Die äußerte sich in der "Bild“ nun zur erneuten "ESC“-Blamage (siehe auch Video oben): "Erst war ich es, dann Jamie-Lee (wurde 2016 beim ESC Letzte, Anm. d. Red.), jetzt ist Levina das Gesicht für das Versagen Deutschlands. Das tut weh!“

Sie klagt an: "Wir Künstler geben unser Bestes und müssen am Ende diese Erniedrigung mitmachen. Ich möchte Levina sagen, es liegt nicht an ihr.“

Im Gegenteil: Deutschland mache es sich zu einfach. Der deutsche "ESC“-Chef Thomas Schreiber müsse begreifen, „dass es so nichts werden kann“.

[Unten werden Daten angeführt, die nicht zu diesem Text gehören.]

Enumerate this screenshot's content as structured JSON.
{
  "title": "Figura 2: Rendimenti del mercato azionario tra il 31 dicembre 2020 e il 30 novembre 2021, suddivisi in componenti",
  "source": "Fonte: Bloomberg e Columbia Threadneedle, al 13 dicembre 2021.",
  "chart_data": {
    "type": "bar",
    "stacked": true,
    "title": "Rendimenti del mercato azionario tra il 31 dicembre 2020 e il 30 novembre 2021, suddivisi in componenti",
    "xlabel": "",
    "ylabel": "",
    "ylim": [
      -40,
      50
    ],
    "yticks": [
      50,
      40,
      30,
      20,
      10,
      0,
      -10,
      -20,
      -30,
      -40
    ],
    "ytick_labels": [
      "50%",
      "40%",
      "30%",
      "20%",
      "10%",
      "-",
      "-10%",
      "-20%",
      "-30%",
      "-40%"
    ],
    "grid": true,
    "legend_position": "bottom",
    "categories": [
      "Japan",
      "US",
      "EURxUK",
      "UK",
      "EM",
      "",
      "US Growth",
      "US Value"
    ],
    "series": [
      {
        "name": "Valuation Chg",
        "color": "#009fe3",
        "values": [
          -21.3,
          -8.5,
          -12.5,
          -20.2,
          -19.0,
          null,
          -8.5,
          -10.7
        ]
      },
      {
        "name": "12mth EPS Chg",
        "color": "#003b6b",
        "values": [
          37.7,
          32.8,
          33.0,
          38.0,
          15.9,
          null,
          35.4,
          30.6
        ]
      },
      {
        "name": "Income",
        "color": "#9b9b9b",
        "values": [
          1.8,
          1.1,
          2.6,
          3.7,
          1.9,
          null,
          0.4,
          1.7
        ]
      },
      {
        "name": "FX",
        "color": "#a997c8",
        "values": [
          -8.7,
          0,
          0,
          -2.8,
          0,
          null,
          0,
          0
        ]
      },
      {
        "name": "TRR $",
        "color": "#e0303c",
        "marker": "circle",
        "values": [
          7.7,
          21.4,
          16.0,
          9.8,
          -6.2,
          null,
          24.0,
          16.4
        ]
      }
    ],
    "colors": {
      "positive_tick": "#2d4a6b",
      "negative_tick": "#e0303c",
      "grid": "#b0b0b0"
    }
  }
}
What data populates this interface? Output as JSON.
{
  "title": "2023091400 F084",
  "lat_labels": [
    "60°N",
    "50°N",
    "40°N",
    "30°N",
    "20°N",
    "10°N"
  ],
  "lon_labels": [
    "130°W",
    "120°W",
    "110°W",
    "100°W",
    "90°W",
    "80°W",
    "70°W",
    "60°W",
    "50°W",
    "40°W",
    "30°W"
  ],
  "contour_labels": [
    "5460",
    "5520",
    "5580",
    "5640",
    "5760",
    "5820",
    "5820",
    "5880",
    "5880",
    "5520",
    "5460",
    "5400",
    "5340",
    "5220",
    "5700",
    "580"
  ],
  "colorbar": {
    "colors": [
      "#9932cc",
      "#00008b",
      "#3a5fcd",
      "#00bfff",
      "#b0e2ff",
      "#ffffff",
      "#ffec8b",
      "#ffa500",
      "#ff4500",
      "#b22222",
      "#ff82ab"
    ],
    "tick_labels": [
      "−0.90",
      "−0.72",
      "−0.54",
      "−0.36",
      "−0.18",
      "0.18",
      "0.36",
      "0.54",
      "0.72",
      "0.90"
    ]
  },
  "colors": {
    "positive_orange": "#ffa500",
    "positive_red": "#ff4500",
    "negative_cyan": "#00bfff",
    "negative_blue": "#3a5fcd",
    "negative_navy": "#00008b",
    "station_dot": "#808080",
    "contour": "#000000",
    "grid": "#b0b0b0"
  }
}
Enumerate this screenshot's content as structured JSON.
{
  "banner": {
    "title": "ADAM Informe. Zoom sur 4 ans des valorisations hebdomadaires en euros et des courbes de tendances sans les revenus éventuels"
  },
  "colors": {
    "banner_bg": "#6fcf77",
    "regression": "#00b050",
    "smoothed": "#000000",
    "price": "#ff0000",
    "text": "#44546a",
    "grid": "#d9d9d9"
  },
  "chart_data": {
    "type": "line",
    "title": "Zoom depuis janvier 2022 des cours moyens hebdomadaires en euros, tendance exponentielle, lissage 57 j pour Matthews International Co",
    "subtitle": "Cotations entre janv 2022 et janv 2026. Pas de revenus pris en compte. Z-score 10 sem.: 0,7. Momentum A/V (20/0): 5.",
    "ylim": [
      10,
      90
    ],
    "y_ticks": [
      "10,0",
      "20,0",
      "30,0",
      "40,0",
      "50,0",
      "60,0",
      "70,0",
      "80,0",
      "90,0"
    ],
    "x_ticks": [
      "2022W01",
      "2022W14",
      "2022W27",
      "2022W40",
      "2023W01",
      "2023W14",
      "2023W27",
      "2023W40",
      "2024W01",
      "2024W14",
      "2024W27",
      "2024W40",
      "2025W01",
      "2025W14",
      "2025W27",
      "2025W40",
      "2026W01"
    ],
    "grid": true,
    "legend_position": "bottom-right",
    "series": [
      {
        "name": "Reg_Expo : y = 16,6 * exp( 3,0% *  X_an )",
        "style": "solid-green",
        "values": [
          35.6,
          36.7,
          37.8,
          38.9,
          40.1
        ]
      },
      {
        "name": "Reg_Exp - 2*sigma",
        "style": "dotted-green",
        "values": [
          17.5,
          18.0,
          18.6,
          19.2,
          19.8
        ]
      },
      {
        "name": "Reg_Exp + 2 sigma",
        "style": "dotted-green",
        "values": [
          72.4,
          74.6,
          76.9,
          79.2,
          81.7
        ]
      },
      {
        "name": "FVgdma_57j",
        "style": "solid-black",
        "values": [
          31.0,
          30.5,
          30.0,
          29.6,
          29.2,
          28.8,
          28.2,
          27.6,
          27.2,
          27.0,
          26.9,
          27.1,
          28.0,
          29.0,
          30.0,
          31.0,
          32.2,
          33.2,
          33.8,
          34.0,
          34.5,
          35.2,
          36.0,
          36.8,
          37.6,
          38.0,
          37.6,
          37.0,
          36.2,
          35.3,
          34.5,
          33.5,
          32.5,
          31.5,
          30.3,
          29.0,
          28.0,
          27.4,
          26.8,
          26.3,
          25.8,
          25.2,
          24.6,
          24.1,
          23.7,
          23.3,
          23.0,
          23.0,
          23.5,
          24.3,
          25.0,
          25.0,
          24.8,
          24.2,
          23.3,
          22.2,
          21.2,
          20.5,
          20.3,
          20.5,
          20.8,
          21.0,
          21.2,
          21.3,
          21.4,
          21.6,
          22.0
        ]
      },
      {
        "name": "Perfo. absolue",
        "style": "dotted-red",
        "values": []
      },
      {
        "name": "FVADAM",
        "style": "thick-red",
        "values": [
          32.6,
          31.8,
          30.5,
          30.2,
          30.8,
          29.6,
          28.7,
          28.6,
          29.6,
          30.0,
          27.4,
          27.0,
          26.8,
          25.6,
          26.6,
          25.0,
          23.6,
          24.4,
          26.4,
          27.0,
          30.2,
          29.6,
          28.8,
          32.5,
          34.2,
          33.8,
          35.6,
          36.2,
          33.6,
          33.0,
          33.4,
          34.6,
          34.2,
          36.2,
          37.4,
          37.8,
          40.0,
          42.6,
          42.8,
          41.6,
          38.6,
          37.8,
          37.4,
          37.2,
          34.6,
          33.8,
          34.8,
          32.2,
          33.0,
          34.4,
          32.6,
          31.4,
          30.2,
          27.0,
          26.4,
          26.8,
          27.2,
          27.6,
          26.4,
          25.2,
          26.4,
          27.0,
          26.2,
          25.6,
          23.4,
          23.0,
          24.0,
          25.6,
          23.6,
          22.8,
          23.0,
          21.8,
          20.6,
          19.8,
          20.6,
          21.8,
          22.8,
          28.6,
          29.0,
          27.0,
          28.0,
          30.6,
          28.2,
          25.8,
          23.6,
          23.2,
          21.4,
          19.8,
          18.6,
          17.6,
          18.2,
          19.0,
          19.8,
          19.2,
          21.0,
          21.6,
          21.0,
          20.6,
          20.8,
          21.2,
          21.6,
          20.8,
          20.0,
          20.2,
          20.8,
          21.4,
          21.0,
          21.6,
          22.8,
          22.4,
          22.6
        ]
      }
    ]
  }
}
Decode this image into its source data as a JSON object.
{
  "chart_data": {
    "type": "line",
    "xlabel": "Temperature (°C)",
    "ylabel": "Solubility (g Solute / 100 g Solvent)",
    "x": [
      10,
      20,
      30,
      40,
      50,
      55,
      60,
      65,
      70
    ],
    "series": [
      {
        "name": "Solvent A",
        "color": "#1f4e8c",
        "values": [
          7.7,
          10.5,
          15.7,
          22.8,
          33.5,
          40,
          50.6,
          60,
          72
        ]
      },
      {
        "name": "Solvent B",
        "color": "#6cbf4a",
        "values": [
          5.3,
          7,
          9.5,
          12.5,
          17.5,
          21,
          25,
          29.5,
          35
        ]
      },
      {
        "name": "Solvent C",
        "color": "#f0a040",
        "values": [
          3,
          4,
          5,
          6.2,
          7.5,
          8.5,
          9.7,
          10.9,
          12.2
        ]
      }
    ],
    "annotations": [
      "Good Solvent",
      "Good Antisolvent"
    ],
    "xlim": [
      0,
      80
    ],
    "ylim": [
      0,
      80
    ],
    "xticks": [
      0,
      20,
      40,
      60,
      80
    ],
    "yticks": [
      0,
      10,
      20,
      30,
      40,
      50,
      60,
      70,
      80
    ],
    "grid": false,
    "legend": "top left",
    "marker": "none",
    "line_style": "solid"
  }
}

Was der jedoch genau tun sollte, um den deutschen Kandidaten wieder zu besseren Platzierungen zu verhelfen, führte die Sängerin nicht aus.

Stefan Raab hätte es im Falle der "ESC“-Siegerin Lena Meyer-Landrut im Jahre 2010 zumindest besser gemacht. "Lena hat funktioniert, weil Stefan Raab ihren Song vorher im Ausland kräftig beworben hatte“, sagte Ann-Sophie.

Was die Sängerin übersieht: Auch Levina war in zehn europäischen Ländern auf Promo-Tour. Genützt hat es nichts. Vielleicht lag es dann doch auch ein bisschen an der musikalischen Performance.